There’s a lot of things I expected when we began the foster adoption process. We had one young son, and we were so anxious to add more children to our family. More to love. What I didn’t know is that adding them through the foster care process would be so hard. While both of my children from foster care are loving, sweet children, they have histories. Long, complicated histories of neglect, abuse, mistrust. This has caused a myriad of problems in many of our relationships.

Most people we know welcome them with loving hearts and loving arms. And while that has been beautiful to see, it makes for a lot of rules. My children have no idea how to count on two parents. They, most of the time, didn’t even know who their “parents” were. When my second son came home, everyone was mom. It wasn’t a loving moniker; it was a title, a name. We had many “oohs” and “ahhs” of how he “already” called me mom. Eventually, I just stopped explaining.

Some people in our lives were so supportive and understanding. They understood that adding these lovelies would temporarily mean different rules, roles, and modes of conduct. We asked that no one else would hold him—that we would do all the caring, cuddling, caretaking. That didn’t last long. I, particularly, was met with eye rolls, scoffs, and blatant comments. He had strength issues in his legs. He didn’t walk well and would tire quickly, so he wanted to be carried everywhere. I would demand that they put him down, and he walk.

So many people are so busy feeling sorry for them that they can’t see what they need, truly need to become healthy, happy adults. My heart breaks for them, and I nurture them more than I would my other son, when it’s necessary. When they are triggering on every day normal activities, I have them continue the task because I know that they can, and I know that once the task is finished, I can hold them and tell them how proud of them I am. I do many things wrong each day. But I know my children. I know how they react when they have “witnesses.”

This has been the biggest obstacle for me to overcome with my children and those that are a part of their lives. I recently had a life-changing argument with someone close to me over this very issue. They refuse to understand trauma. They refuse to listen, refuse to learn. The adults in our lives refuse to understand that sometimes you can’t allow children to live in their heads as the victim. Ultimately, that will mean pulling away in the relationship. While I understand what they think they see, it’s not a reality. These children are very good at surviving. Often, that means manipulating those around them to get what they want. But they are three and four years old. And they don’t know what they are doing.  The adults can learn, can help. And sometimes they don’t.

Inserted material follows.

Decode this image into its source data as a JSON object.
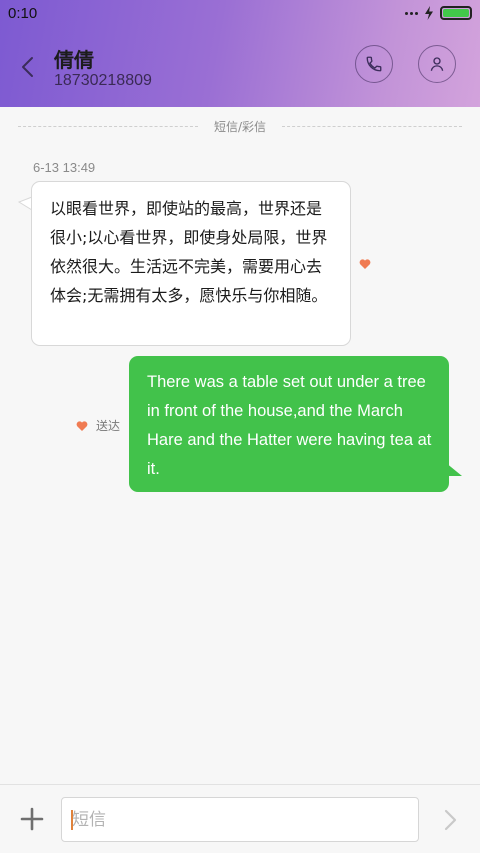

I wouldn’t change a thing about my children—except that I would like to remove the hurtful pasts they’ve lived through. I’d like to rewire their brains to be neurotypical children. Not to make my life easier; they have taught me so much by being exactly who they are. But for them, to make it easier for them to love and attach in a healthy and normal way. I have learned that we can and will get there.

I have, and am, mourning relationships that are forever changed by a lack of understanding, compassion, and even interest. I have offered to teach them what we’ve learned, share books, share knowledge, and they don’t want to hear, listen, or learn. I’m sad for them. They are missing out on sharing the lives of these smart, funny, dynamic children. My children have overcome a lot to be here, to live, to love. And while I’m sad that there are some in our lives who choose not to see that, it’s okay. They make me stronger, happier, and more resolved to helping them be their best every single day.